Respons Rahman tersebut membawa ke arah perdebatan teoretis yang lebih besar, yaitu tentang bagaimana seharusnya seorang muslim menciptakan teori-teori dan sistem-sistem yang diturunkan dari Al-Quran secara absah. Kuntowijoyo pernah menawarkan gagasan perlunya “saintifikasi Islam”, yaitu sebuah upaya untuk bergerak dari kajian utopia ke ideologi dan kemudian ke ide. Dalam khazanah pemikiran Islam, Kuntowijoyo termasuk dalam pemikir neo-modernis yang memakai seperangkat ilmu Barat dengan sentuhan transendental Qurani dan kenabian sebagaimana yang sering dia sebut dalam banyak tulisannya sebagai “strukturalisme transendental”. Sementara Cak Nur banyak menggeluti bidang etika Al-Quran, Kuntowijoyo lebih pada bidang sosiologi atau perekayasaan masyarakat Islam—walaupun tidak tepat betul dengan tipologi itu. Keduanya menggeluti Islam peradaban dengan grand design untuk mengupayakan suatu social engineering masyarakat Islam Indonesia yang modern.

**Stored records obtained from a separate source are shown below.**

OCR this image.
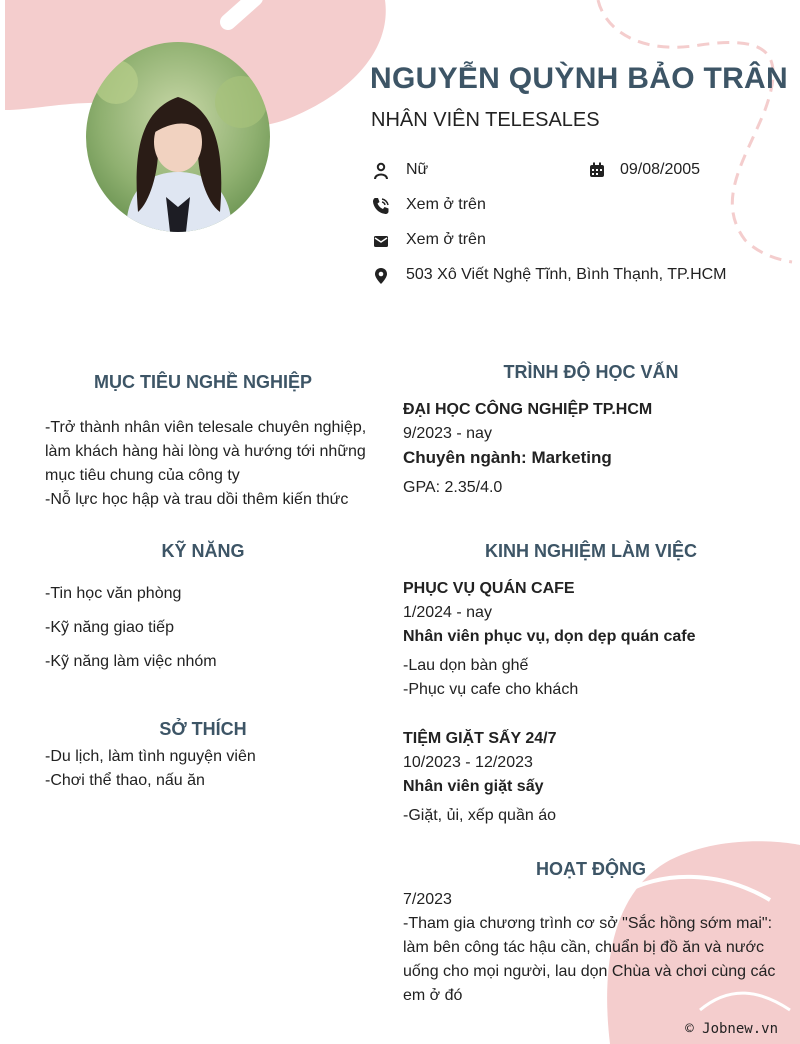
NGUYỄN QUỲNH BẢO TRÂN
NHÂN VIÊN TELESALES
Nữ	09/08/2005
Xem ở trên
Xem ở trên
503 Xô Viết Nghệ Tĩnh, Bình Thạnh, TP.HCM
MỤC TIÊU NGHỀ NGHIỆP
-Trở thành nhân viên telesale chuyên nghiệp,
làm khách hàng hài lòng và hướng tới những
mục tiêu chung của công ty
-Nỗ lực học hập và trau dồi thêm kiến thức
KỸ NĂNG
-Tin học văn phòng
-Kỹ năng giao tiếp
-Kỹ năng làm việc nhóm
SỞ THÍCH
-Du lịch, làm tình nguyện viên
-Chơi thể thao, nấu ăn
TRÌNH ĐỘ HỌC VẤN
ĐẠI HỌC CÔNG NGHIỆP TP.HCM
9/2023 - nay
Chuyên ngành: Marketing
GPA: 2.35/4.0
KINH NGHIỆM LÀM VIỆC
PHỤC VỤ QUÁN CAFE
1/2024 - nay
Nhân viên phục vụ, dọn dẹp quán cafe
-Lau dọn bàn ghế
-Phục vụ cafe cho khách
TIỆM GIẶT SẤY 24/7
10/2023 - 12/2023
Nhân viên giặt sấy
-Giặt, ủi, xếp quần áo
HOẠT ĐỘNG
7/2023
-Tham gia chương trình cơ sở "Sắc hồng sớm mai":
làm bên công tác hậu cần, chuẩn bị đồ ăn và nước
uống cho mọi người, lau dọn Chùa và chơi cùng các
em ở đó
© Jobnew.vn
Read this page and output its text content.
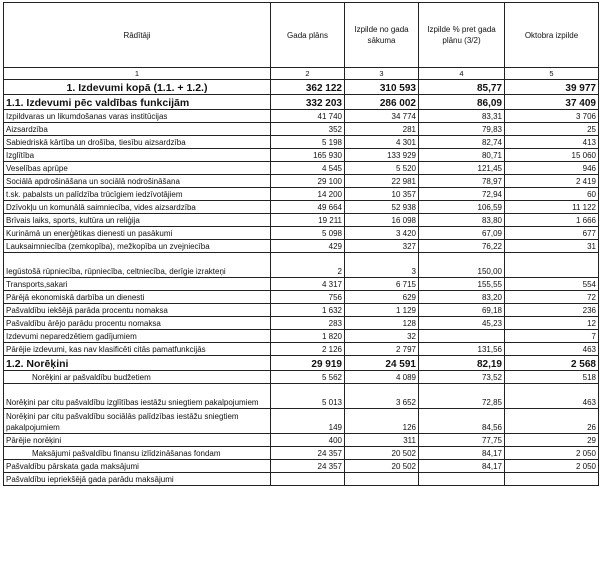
Rādītāji	Gada plāns	Izpilde no gada sākuma	Izpilde % pret gada plānu (3/2)	Oktobra izpilde
1	2	3	4	5
1. Izdevumi kopā (1.1. + 1.2.)	362 122	310 593	85,77	39 977
1.1. Izdevumi pēc valdības funkcijām	332 203	286 002	86,09	37 409
Izpildvaras un likumdošanas varas institūcijas	41 740	34 774	83,31	3 706
Aizsardzība	352	281	79,83	25
Sabiedriskā kārtība un drošība, tiesību aizsardzība	5 198	4 301	82,74	413
Izglītība	165 930	133 929	80,71	15 060
Veselības aprūpe	4 545	5 520	121,45	946
Sociālā apdrošināšana un sociālā nodrošināšana	29 100	22 981	78,97	2 419
t.sk. pabalsts un palīdzība trūcīgiem iedzīvotājiem	14 200	10 357	72,94	60
Dzīvokļu un komunālā saimniecība, vides aizsardzība	49 664	52 938	106,59	11 122
Brīvais laiks, sports, kultūra un reliģija	19 211	16 098	83,80	1 666
Kurināmā un enerģētikas dienesti un pasākumi	5 098	3 420	67,09	677
Lauksaimniecība (zemkopība), mežkopība un zvejniecība	429	327	76,22	31
Iegūstošā rūpniecība, rūpniecība, celtniecība, derīgie izrakteņi	2	3	150,00	
Transports,sakari	4 317	6 715	155,55	554
Pārējā ekonomiskā darbība un dienesti	756	629	83,20	72
Pašvaldību iekšējā parāda procentu nomaksa	1 632	1 129	69,18	236
Pašvaldību ārējo parādu procentu nomaksa	283	128	45,23	12
Izdevumi neparedzētiem gadījumiem	1 820	32		7
Pārējie izdevumi, kas nav klasificēti citās pamatfunkcijās	2 126	2 797	131,56	463
1.2. Norēķini	29 919	24 591	82,19	2 568
Norēķini ar pašvaldību budžetiem	5 562	4 089	73,52	518
Norēķini par citu pašvaldību izglītības iestāžu sniegtiem pakalpojumiem	5 013	3 652	72,85	463
Norēķini par citu pašvaldību sociālās palīdzības iestāžu sniegtiem pakalpojumiem	149	126	84,56	26
Pārējie norēķini	400	311	77,75	29
Maksājumi pašvaldību finansu izlīdzināšanas fondam	24 357	20 502	84,17	2 050
Pašvaldību pārskata gada maksājumi	24 357	20 502	84,17	2 050
Pašvaldību iepriekšējā gada parādu maksājumi				
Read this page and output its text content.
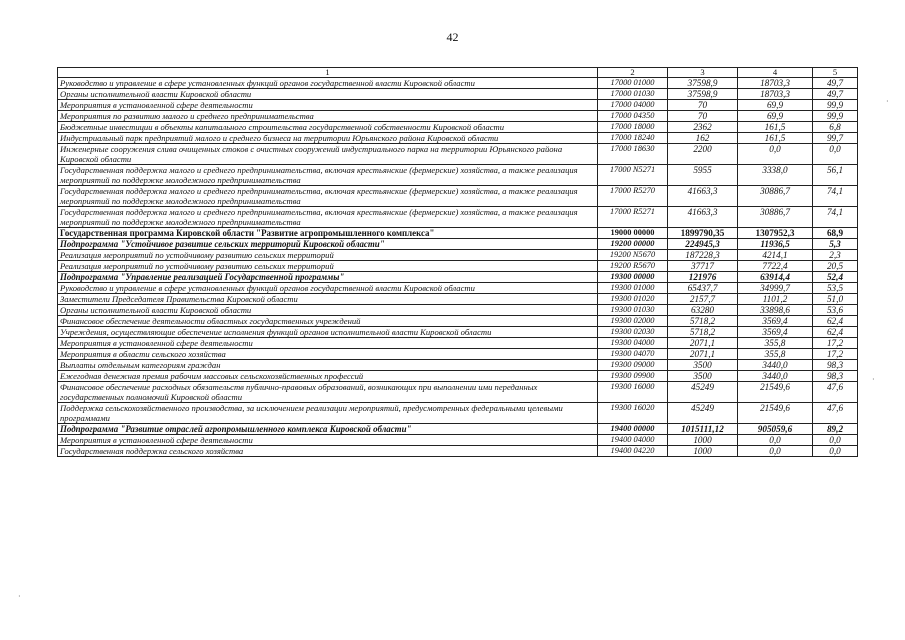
42
1	2	3	4	5
Руководство и управление в сфере установленных функций органов государственной власти Кировской области	17000 01000	37598,9	18703,3	49,7
Органы исполнительной власти Кировской области	17000 01030	37598,9	18703,3	49,7
Мероприятия в установленной сфере деятельности	17000 04000	70	69,9	99,9
Мероприятия по развитию малого и среднего предпринимательства	17000 04350	70	69,9	99,9
Бюджетные инвестиции в объекты капитального строительства государственной собственности Кировской области	17000 18000	2362	161,5	6,8
Индустриальный парк предприятий малого и среднего бизнеса на территории Юрьянского района Кировской области	17000 18240	162	161,5	99,7
Инженерные сооружения слива очищенных стоков с очистных сооружений индустриального парка на территории Юрьянского района Кировской области	17000 18630	2200	0,0	0,0
Государственная поддержка малого и среднего предпринимательства, включая крестьянские (фермерские) хозяйства, а также реализация мероприятий по поддержке молодежного предпринимательства	17000 N5271	5955	3338,0	56,1
Государственная поддержка малого и среднего предпринимательства, включая крестьянские (фермерские) хозяйства, а также реализация мероприятий по поддержке молодежного предпринимательства	17000 R5270	41663,3	30886,7	74,1
Государственная поддержка малого и среднего предпринимательства, включая крестьянские (фермерские) хозяйства, а также реализация мероприятий по поддержке молодежного предпринимательства	17000 R5271	41663,3	30886,7	74,1
Государственная программа Кировской области "Развитие агропромышленного комплекса"	19000 00000	1899790,35	1307952,3	68,9
Подпрограмма "Устойчивое развитие сельских территорий Кировской области"	19200 00000	224945,3	11936,5	5,3
Реализация мероприятий по устойчивому развитию сельских территорий	19200 N5670	187228,3	4214,1	2,3
Реализация мероприятий по устойчивому развитию сельских территорий	19200 R5670	37717	7722,4	20,5
Подпрограмма "Управление реализацией Государственной программы"	19300 00000	121976	63914,4	52,4
Руководство и управление в сфере установленных функций органов государственной власти Кировской области	19300 01000	65437,7	34999,7	53,5
Заместители Председателя Правительства Кировской области	19300 01020	2157,7	1101,2	51,0
Органы исполнительной власти Кировской области	19300 01030	63280	33898,6	53,6
Финансовое обеспечение деятельности областных государственных учреждений	19300 02000	5718,2	3569,4	62,4
Учреждения, осуществляющие обеспечение исполнения функций органов исполнительной власти Кировской области	19300 02030	5718,2	3569,4	62,4
Мероприятия в установленной сфере деятельности	19300 04000	2071,1	355,8	17,2
Мероприятия в области сельского хозяйства	19300 04070	2071,1	355,8	17,2
Выплаты отдельным категориям граждан	19300 09000	3500	3440,0	98,3
Ежегодная денежная премия рабочим массовых сельскохозяйственных профессий	19300 09900	3500	3440,0	98,3
Финансовое обеспечение расходных обязательств публично-правовых образований, возникающих при выполнении ими переданных государственных полномочий Кировской области	19300 16000	45249	21549,6	47,6
Поддержка сельскохозяйственного производства, за исключением реализации мероприятий, предусмотренных федеральными целевыми программами	19300 16020	45249	21549,6	47,6
Подпрограмма "Развитие отраслей агропромышленного комплекса Кировской области"	19400 00000	1015111,12	905059,6	89,2
Мероприятия в установленной сфере деятельности	19400 04000	1000	0,0	0,0
Государственная поддержка сельского хозяйства	19400 04220	1000	0,0	0,0
·
·
·
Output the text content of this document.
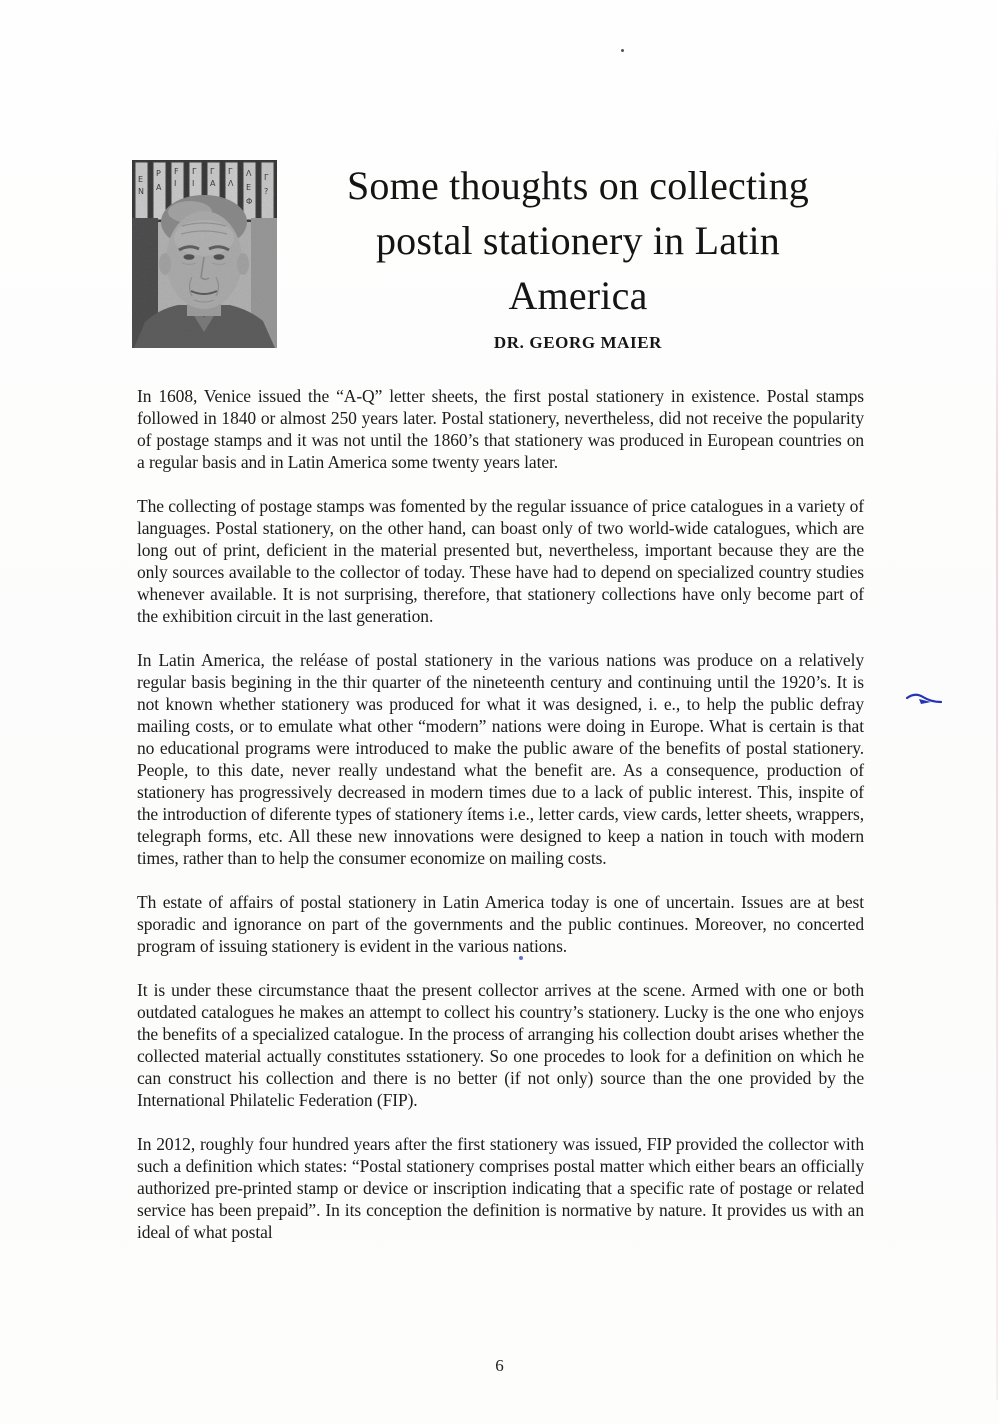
E
N
P
A
F
I
Γ
I
Γ
A
Γ
Λ
Λ
E
Φ
Γ
?	Some thoughts on collecting
postal stationery in Latin
America
DR. GEORG MAIER

In 1608, Venice issued the “A-Q” letter sheets, the first postal stationery in existence. Postal stamps followed in 1840 or almost 250 years later. Postal stationery, nevertheless, did not receive the popularity of postage stamps and it was not until the 1860’s that stationery was produced in European countries on a regular basis and in Latin America some twenty years later.

The collecting of postage stamps was fomented by the regular issuance of price catalogues in a variety of languages. Postal stationery, on the other hand, can boast only of two world-wide catalogues, which are long out of print, deficient in the material presented but, nevertheless, important because they are the only sources available to the collector of today. These have had to depend on specialized country studies whenever available. It is not surprising, therefore, that stationery collections have only become part of the exhibition circuit in the last generation.

In Latin America, the reléase of postal stationery in the various nations was produce on a relatively regular basis begining in the thir quarter of the nineteenth century and continuing until the 1920’s. It is not known whether stationery was produced for what it was designed, i. e., to help the public defray mailing costs, or to emulate what other “modern” nations were doing in Europe. What is certain is that no educational programs were introduced to make the public aware of the benefits of postal stationery. People, to this date, never really undestand what the benefit are. As a consequence, production of stationery has progressively decreased in modern times due to a lack of public interest. This, inspite of the introduction of diferente types of stationery ítems i.e., letter cards, view cards, letter sheets, wrappers, telegraph forms, etc. All these new innovations were designed to keep a nation in touch with modern times, rather than to help the consumer economize on mailing costs.

Th estate of affairs of postal stationery in Latin America today is one of uncertain. Issues are at best sporadic and ignorance on part of the governments and the public continues. Moreover, no concerted program of issuing stationery is evident in the various nations.

It is under these circumstance thaat the present collector arrives at the scene. Armed with one or both outdated catalogues he makes an attempt to collect his country’s stationery. Lucky is the one who enjoys the benefits of a specialized catalogue. In the process of arranging his collection doubt arises whether the collected material actually constitutes sstationery. So one procedes to look for a definition on which he can construct his collection and there is no better (if not only) source than the one provided by the International Philatelic Federation (FIP).

In 2012, roughly four hundred years after the first stationery was issued, FIP provided the collector with such a definition which states: “Postal stationery comprises postal matter which either bears an officially authorized pre-printed stamp or device or inscription indicating that a specific rate of postage or related service has been prepaid”. In its conception the definition is normative by nature. It provides us with an ideal of what postal

6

Konsep Rahman bahwa Al-Quran hanya sepersepuluhnya yang tampak ke permukaan, sedangkan sisanya masih tenggelam dalam permukaan sejarah—terkenal dengan konsep “teori puncak gunung es yang terapung”—mengingatkan perlunya segera diupayakan systematic reconstruction dalam pemikiran Islam, terutama dalam hal yang menyangkut bidang teologi, filsafat, dan ilmu-ilmu sosial. Intelektual muslim harus berusaha dengan sungguh-sungguh menyusun agenda metodologis, atau tepatnya paradigma untuk menafsirkan Al-Quran yang sesuai dengan semangat zaman. Jika tidak, pembaruan Islam hanya tinggal kenangan.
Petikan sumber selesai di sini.